Comments on: Tyler Durden’s clickbait mis-interpreting, BOE’s Mark Carney speech.

LaRae LongReforming Global Finance, Latest Headlines

“Ethical Markets thanks all our monetary experts for weighing in on this false alarm from Tyler Durden re. Mark  Carney‘s speech, which I read carefully.  I agreed with most of Carney’s points, including focusing on the fragility of the “pipes”! As you all know, this problem is of the market’s structure which I drew attention to  in my paper for the UNEP Inquiry on Sustainable Financial Systems  (“Perspectives on Reforming Electronic Markets & Trading” (2014) www.unepinquiry.org).  I sounded the alarm to our ESG/SRI/green investing community  “While we are reforming corporate and financial accounting, we need to also see that the plumbing is broken!“.

I also prefer that a new updated version of Keynes bancor should remain as an accounting  system, rather than trying to also support issuance of a currency.
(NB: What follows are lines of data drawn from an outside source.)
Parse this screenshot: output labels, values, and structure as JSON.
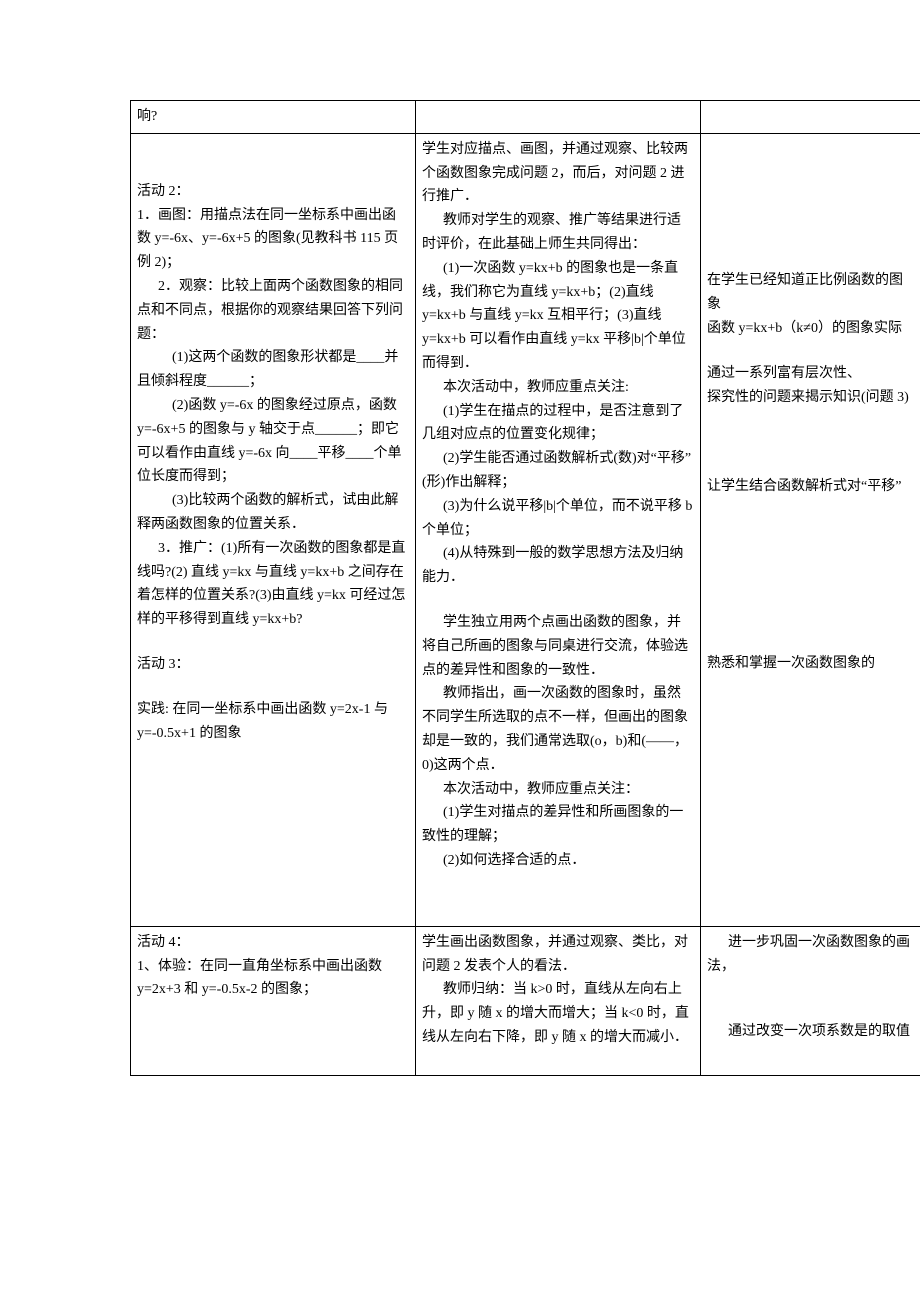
{
  "row0": {
    "c1": "响?",
    "c2": "",
    "c3": ""
  },
  "row1": {
    "c1": {
      "a2_head": "活动 2：",
      "a2_1": "1．画图：用描点法在同一坐标系中画出函数 y=-6x、y=-6x+5 的图象(见教科书 115 页例 2)；",
      "a2_2": "2．观察：比较上面两个函数图象的相同点和不同点，根据你的观察结果回答下列问题：",
      "a2_2_1": "(1)这两个函数的图象形状都是____并且倾斜程度______；",
      "a2_2_2": "(2)函数 y=-6x 的图象经过原点，函数 y=-6x+5 的图象与 y 轴交于点______；即它可以看作由直线 y=-6x 向____平移____个单位长度而得到；",
      "a2_2_3": "(3)比较两个函数的解析式，试由此解释两函数图象的位置关系．",
      "a2_3": "3．推广：(1)所有一次函数的图象都是直线吗?(2) 直线 y=kx 与直线 y=kx+b 之间存在着怎样的位置关系?(3)由直线 y=kx 可经过怎样的平移得到直线 y=kx+b?",
      "a3_head": "活动 3：",
      "a3_1": "实践: 在同一坐标系中画出函数 y=2x-1 与 y=-0.5x+1 的图象"
    },
    "c2": {
      "p1": "学生对应描点、画图，并通过观察、比较两个函数图象完成问题 2，而后，对问题 2 进行推广．",
      "p2": "教师对学生的观察、推广等结果进行适时评价，在此基础上师生共同得出：",
      "p3": "(1)一次函数 y=kx+b 的图象也是一条直线，我们称它为直线 y=kx+b；(2)直线 y=kx+b 与直线 y=kx 互相平行；(3)直线 y=kx+b 可以看作由直线 y=kx 平移|b|个单位而得到．",
      "p4": "本次活动中，教师应重点关注:",
      "p5": "(1)学生在描点的过程中，是否注意到了几组对应点的位置变化规律；",
      "p6": "(2)学生能否通过函数解析式(数)对“平移”   (形)作出解释；",
      "p7": "(3)为什么说平移|b|个单位，而不说平移 b 个单位；",
      "p8": "(4)从特殊到一般的数学思想方法及归纳能力．",
      "p9": "学生独立用两个点画出函数的图象，并将自己所画的图象与同桌进行交流，体验选点的差异性和图象的一致性．",
      "p10": "教师指出，画一次函数的图象时，虽然不同学生所选取的点不一样，但画出的图象却是一致的，我们通常选取(o，b)和(——，0)这两个点．",
      "p11": "本次活动中，教师应重点关注：",
      "p12": "(1)学生对描点的差异性和所画图象的一致性的理解；",
      "p13": "(2)如何选择合适的点．"
    },
    "c3": {
      "p1": "在学生已经知道正比例函数的图象",
      "p2": "函数 y=kx+b（k≠0）的图象实际",
      "p3": "通过一系列富有层次性、",
      "p4": "探究性的问题来揭示知识(问题 3)",
      "p5": "让学生结合函数解析式对“平移”",
      "p6": "熟悉和掌握一次函数图象的"
    }
  },
  "row2": {
    "c1": {
      "a4_head": "活动 4：",
      "a4_1": "1、体验：在同一直角坐标系中画出函数 y=2x+3 和 y=-0.5x-2 的图象；"
    },
    "c2": {
      "p1": "学生画出函数图象，并通过观察、类比，对问题 2 发表个人的看法．",
      "p2": "教师归纳：当 k>0 时，直线从左向右上升，即 y 随 x 的增大而增大；当 k<0 时，直线从左向右下降，即 y 随 x 的增大而减小．"
    },
    "c3": {
      "p1": "进一步巩固一次函数图象的画法，",
      "p2": "通过改变一次项系数是的取值"
    }
  }
}
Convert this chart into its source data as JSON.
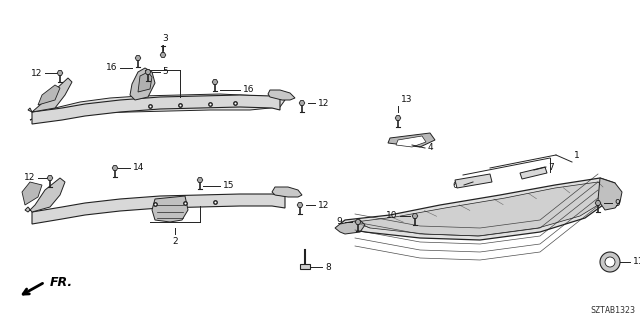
{
  "background_color": "#ffffff",
  "diagram_id": "SZTAB1323",
  "line_color": "#222222",
  "label_color": "#111111",
  "font_size": 6.5
}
As I read the Facebook “libra” White Paper,  it appalled me as a private power grab for eventual profit by a company monopolizing the internet platform (funded by taxpayers), while benefiting from network effects.  Our seminar co-sponsored by our partner the World Academy of Art & Science, Nov 2018 explored these issues (see “The Future of Democracy Challenged in the Digital Age“ CADMUS, Oct,2018).

Facebook’s “libra” represents an illegal incursion into the sovereignty of democratically-elected governments, while claiming that the “libra” would be 100% backed by: guess what, treasuries issued by sovereign governments!!

We posted and I read Prof Bob Hockett’s wonderful background paper reminding us all of the Bretton Woods debates, the US role in preventing Keynes original proposal of the bancor.  And my thanks too, for Prof. Huber’s rapid response.   All these are reflected below.  Please keep us updated as these issues evolve.

~ Hazel Henderson, Editor”

 

Quote by Ellen Brown

“Hi Hazel, sorry to miss your email yesterday. I was on a plane from Bogotá to Los Angeles. I agree with Joseph and Bob (Hockett) that Mark Carney wasn’t at all proposing to eliminate fiat currencies or to hyperinflate them away against a new international digital currency. As Bob says, what he was proposing sounds more like a digital form of Keynes’ bancor. But the bancor wasn’t actually a currency. It was just an accounting system, where countries would get credits for international sales and debits for international purchases. Individuals couldn’t acquire it or trade with it. Libra actually is a currency, or is projected to be a currency, which people can buy with national currencies and use for trade. An international publicly-issued Libra would definitely be better than a private corporate-issued Libra. One concern I would have with expanding the basket of currencies backing a new public reserve currency is that while a few big countries might be sharing the wealth rather than just one, developing countries would still have the problem of having to acquire reserves in currencies not their own, the problem  of capital flight into the stronger currencies or the public Libra, etc. A digital bancor-style clearing system sounds better to me.

Those are my thoughts of the moment. Interesting question!”

 

Quote by Joseph Huber

“Dear Hazel,

Hopefully you are not expecting more than I am able to deliver.
Today and yesterday I did not yet find the time to read Carney’s speech in the original. Which is of course recommendable:
https://www.bankofengland.co.uk/-/media/boe/files/speech/2019/the-growing-challenges-for-monetary-policy-speech-by-mark-carney.pdf?la=en&hash=01A18270247C456901D4043F59D4B79F09B6BFBC

So far, I just had a glimpse at two or three web postings (The Guardian and the Financial Times). The one you sent me feels a bit rushed.

That Carney has made the dollar hegemony a problem to be solved and called for a new approach to the problem is certainly remarkable, but nothing new. Within the IMF there are voices since decades now who want to develop the IMF’s Special Drawing Rights into the new world currency, trying to avoid in the future what has been the case in the past, that is, one or two single national currencies as the all-dominating ones. Carney is said to look for an important job at the IMF, and quite a few seats there would clearly vote for his perspective…

Today, though, it should be noted that the currency basket represented by SDRs still consists of about two thirds US dollars.

Is that a Libra-like approach? Rather the other way round: the Libra is an SDR-like idea, but managed by a private corporation rather than an intergovernmental body of treasuries and central banks.

Digital currency does not automatically mean crypto token. The Bank of England and other central banks are presently conceiving of a central bank issued digital currency more in terms of conventional account balances rather than crypto tokens (which, of course, are not excluded).

Gold-based? Can’t believe, certainly not, not even in a Bitcoin-like simulation of scarcity. In my opinion, artificial money scarcity is nonsense anyway. We need enough money, and if in doubt a bit too much is much better than much too little.

Does Carney foresee the end of sovereign fiat currencies? Certainly not. His concern is about a new ‘international architecture’ of sovereign fiat currencies.

That’s all I can say at this point in time.”